Take a look here: www.liveprompter.com - this is a specialized teleprompter for musicians that does most of what you want (ChordPro lyrics & chords, set&forget fine-timed auto-scrolling, even embeds pictures for some limited score display) - just no PDFs. And LivePrompter plays well with Cantabile - you can sync them via (virtual or physical) MIDI and even set the LivePrompter window to overlay Cantabile’s main window.

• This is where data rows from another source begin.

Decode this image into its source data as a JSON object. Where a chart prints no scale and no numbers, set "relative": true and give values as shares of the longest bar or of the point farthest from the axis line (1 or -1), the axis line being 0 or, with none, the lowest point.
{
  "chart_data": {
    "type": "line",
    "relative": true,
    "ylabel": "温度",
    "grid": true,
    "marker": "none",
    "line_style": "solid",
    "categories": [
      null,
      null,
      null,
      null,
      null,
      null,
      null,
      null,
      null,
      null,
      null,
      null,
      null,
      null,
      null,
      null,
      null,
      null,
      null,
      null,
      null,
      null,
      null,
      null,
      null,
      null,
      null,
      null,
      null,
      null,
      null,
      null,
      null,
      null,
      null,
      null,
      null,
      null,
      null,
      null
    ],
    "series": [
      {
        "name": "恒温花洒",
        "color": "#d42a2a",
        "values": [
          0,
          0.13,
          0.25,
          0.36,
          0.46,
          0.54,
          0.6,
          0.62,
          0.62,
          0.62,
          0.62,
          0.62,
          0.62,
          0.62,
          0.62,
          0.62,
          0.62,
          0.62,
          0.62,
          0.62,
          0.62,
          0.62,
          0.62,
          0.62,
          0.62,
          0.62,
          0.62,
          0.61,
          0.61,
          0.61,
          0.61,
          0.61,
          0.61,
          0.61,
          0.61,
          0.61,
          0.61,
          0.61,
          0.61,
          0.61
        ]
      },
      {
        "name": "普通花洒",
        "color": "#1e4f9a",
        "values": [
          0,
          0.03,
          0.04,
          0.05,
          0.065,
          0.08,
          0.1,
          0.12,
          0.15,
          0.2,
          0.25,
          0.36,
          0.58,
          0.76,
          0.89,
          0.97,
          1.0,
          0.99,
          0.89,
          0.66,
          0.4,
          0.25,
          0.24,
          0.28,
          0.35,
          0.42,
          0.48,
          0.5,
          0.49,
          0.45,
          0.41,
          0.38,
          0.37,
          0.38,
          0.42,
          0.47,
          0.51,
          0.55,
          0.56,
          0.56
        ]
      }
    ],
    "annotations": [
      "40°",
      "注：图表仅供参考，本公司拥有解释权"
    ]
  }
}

No need to have any media player driving the scrolling: you can set the scroll speed by placing tags inside the ChordPro files that define where the song position should be at what time. Plus all kinds of interactive features (pause, jump up/down, etc.) to help with controlling the lyric flow.

Best of all: it’s free!

Give it a whirl!

Cheers,

Torsten

2 Likes

I would suggest making these settings song-specific, not global. Some songs have a slow instrumental intro, others a long outro vamp, etc, so being able to set these per song is essential to not having the relevant part of the song scroll off-screen too soon or appear too early.

Another thought:

When auto-scrolling, it would be ideal to have the option to vary scroll speeds over the course of the song - maybe a “scroll duration” per song state or a tag embedded in the show notes? Typical scenario: a long and wordy verse followed by a 32 bar guitar solo over a simple blues scheme. Scrolling this with an average speed would probably mean that important pieces of your lyrics/chords are off-screen when you need them.

This ability to fine-tune scroll speeds over the course of the song was an important consideration for me when building LivePrompter - would be great to have some aspect of this in Cantabile as well.